Sydney — Asian shares rallied for a third session on Tuesday, as hope for upbeat corporate earnings buoyed Wall Street.

In currency markets, several high-profile resignations from Britain’s government kept sterling on the defensive.

MSCI’s broadest index of Asia-Pacific shares outside Japan put on 0.4% in early trade, adding to a 1.3% rise on Monday.

Japan’s Nikkei climbed about 1% and South Korea’s Kospi was up 0.5%, while E-mini futures for the S&P 500 firmed 0.2%.

Chinese shares were a bit soft with Shanghai blue chips off 0.2% after climbing 2.8% on Monday — their biggest daily jump since August 2016.

Both the Dow Jones industrial average and the S&P 500 boasted their biggest gains in more than a month overnight, as bank shares jumped ahead of earnings reports later this week.

The S&P banks index posted its sharpest rise since March 26.

The Dow rose 1.31%, while the S&P 500 gained 0.88% and the Nasdaq 0.88%.

"Many investors are looking ahead to second-quarter earnings season, which begins in earnest on Friday … to see how the trade threat is affecting companies," said James McGlew, Perth-based analyst at stockbroking firm Argonaut.

Investors have been on edge recently with the US and China slapping levies on each other’s exports, spurring fears of a global growth slowdown and hurting stocks and commodities.

The story in currency markets was all about political capers in London.

Prime Minister Theresa May’s foreign minister and Brexit negotiator quit on Monday in protest against her plans to keep close trade ties with the European Union after Britain leaves the bloc, stirring rebellion in her party’s ranks.

Foreign secretary Boris Johnson stepped down just hours after David Davis’s resignation as Brexit secretary, emboldening some in her Conservative Party to mull a plot to unseat her.

The uncertainty led sterling to sink as deep as $1.3189 at one stage before rebounding somewhat to $1.3254. It was last down 0.1% at $1.3248.

Markets still think it likely the Bank of England will increase rates in August, but a full-blown political crisis could change that.

"Heightened political risk at home coupled with Brexit uncertainty may prompt the Bank of England to repeatedly delay monetary policy normalisation in 2018," said Lukman Otunuga, a research analyst at broker FXTM.

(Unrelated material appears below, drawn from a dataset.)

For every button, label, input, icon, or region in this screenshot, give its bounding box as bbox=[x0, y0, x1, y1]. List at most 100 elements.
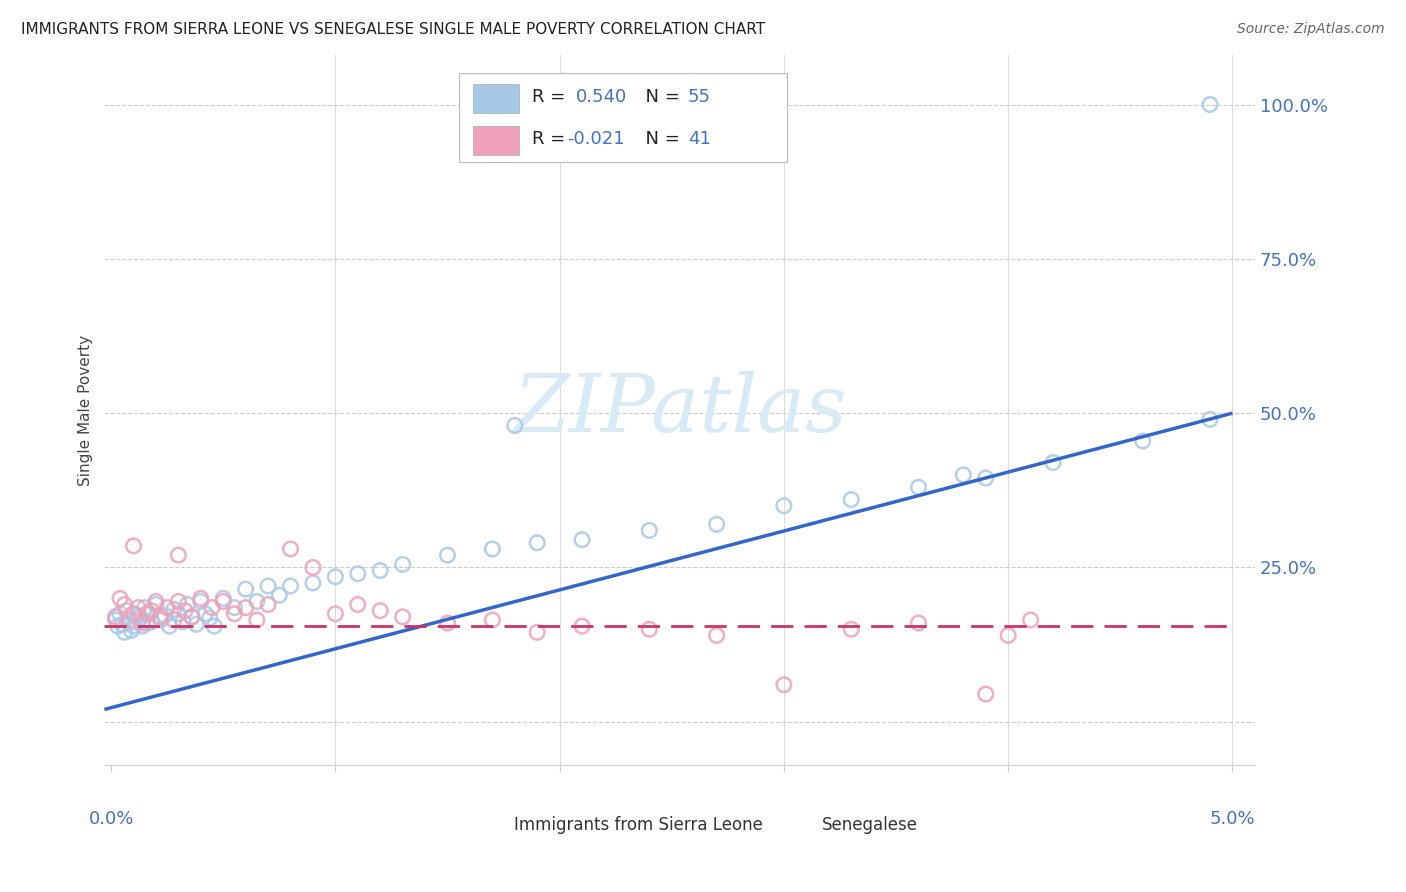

"If expectations continue to diminish over the central bank raising UK interest rates, sterling is at risk of experiencing heavy losses down the road."

The pound’s pain was a boon for the dollar, which rallied broadly on expectation the Federal Reserve will keep raising interest rates.

Against a basket of currencies, the dollar bounced to 94.083 from a low of 93.713. The dollar also edged up to ¥111.01, from a trough of ¥110.30.

The euro was back at $1.1755, having run into profit-taking at a three-week peak of $1.1790 overnight.

In commodity markets, oil gained on supply disruptions in Canada and Libya, and ahead of looming sanctions on Iran.

US crude added 14c to $73.99, while Brent rose 23c to $78.30 a barrel.

Spot gold was a fraction firmer at $1,259.02.